To date, the largest volume of email attacks targeting American organizations have originated from the United States, followed by the United Kingdom, Canada, and Vietnam. However, in the month of October, attacks originating from Russia, the Ukraine, India and Turkey rose more than 50% over the previous month.
While the most common foreign attack type is Spam, attacks from Russian servers are notable in that the majority of campaigns are Credential Phishing, with a remarkable increase in malware. Starting in late June, the percentage of campaigns coming from Russian servers began to rise, increasing from an average of about 1% of all attack campaigns in the first half of the year, to nearly 7% of campaigns during the first week of October, replacing the United Kingdom as the top foreign source of email attacks. However, at the end of the month, Russian attacks declined and were overtaken by attacks from India and China.
During October, C-level executives were the most targeted group by foreign attackers. While the average employee only has a 2% chance of being a recipient of a foriegn attack, C-level executives are 9x more likely to receive such an attack. On average, executives can expect to receive 8 foreign-server-originated attacks per month.
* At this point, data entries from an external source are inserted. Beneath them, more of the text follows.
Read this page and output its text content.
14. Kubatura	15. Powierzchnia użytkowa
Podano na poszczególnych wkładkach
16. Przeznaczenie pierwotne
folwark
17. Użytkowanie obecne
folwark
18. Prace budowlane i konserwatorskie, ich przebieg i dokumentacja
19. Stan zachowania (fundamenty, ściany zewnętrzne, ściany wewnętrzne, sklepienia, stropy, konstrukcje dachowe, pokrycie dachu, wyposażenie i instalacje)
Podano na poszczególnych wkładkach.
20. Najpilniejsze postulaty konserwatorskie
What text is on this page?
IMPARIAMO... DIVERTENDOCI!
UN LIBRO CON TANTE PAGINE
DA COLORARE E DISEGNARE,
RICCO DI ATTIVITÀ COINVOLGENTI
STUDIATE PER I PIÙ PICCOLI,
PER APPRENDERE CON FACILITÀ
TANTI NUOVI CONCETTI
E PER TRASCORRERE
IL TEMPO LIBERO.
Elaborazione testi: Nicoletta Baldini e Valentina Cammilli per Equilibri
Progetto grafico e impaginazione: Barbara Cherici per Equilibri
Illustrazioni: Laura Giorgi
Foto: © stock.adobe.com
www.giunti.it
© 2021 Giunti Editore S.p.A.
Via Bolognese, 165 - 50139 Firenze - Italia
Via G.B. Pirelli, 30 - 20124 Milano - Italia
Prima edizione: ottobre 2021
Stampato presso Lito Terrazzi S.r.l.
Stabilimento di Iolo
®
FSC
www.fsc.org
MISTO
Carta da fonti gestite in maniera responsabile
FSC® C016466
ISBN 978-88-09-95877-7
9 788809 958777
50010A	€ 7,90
C-level executives are 9x more likely to receive such an attack
While no industry is immune to attention from cyber criminals, not all industries are equally targeted by foreign attackers. Those in the Energy and Infrastructure sectors, in particular, are targeted much more heavily than their peers. During October, over 50% of attacks received by Energy and Infrastructure organizations came from foreign servers. At the other end of the spectrum, less than 10% of attacks on financial institutions came from foreign servers.
*For the majority of attacks, it is not possible to determine the attacker’s physical location, only the location of the server the email attacks were sent from. In this report, an attack is considered to have come from a given country if either the attacker was physically located there, or the email was sent from a server located there and the attacker’s location was unknown.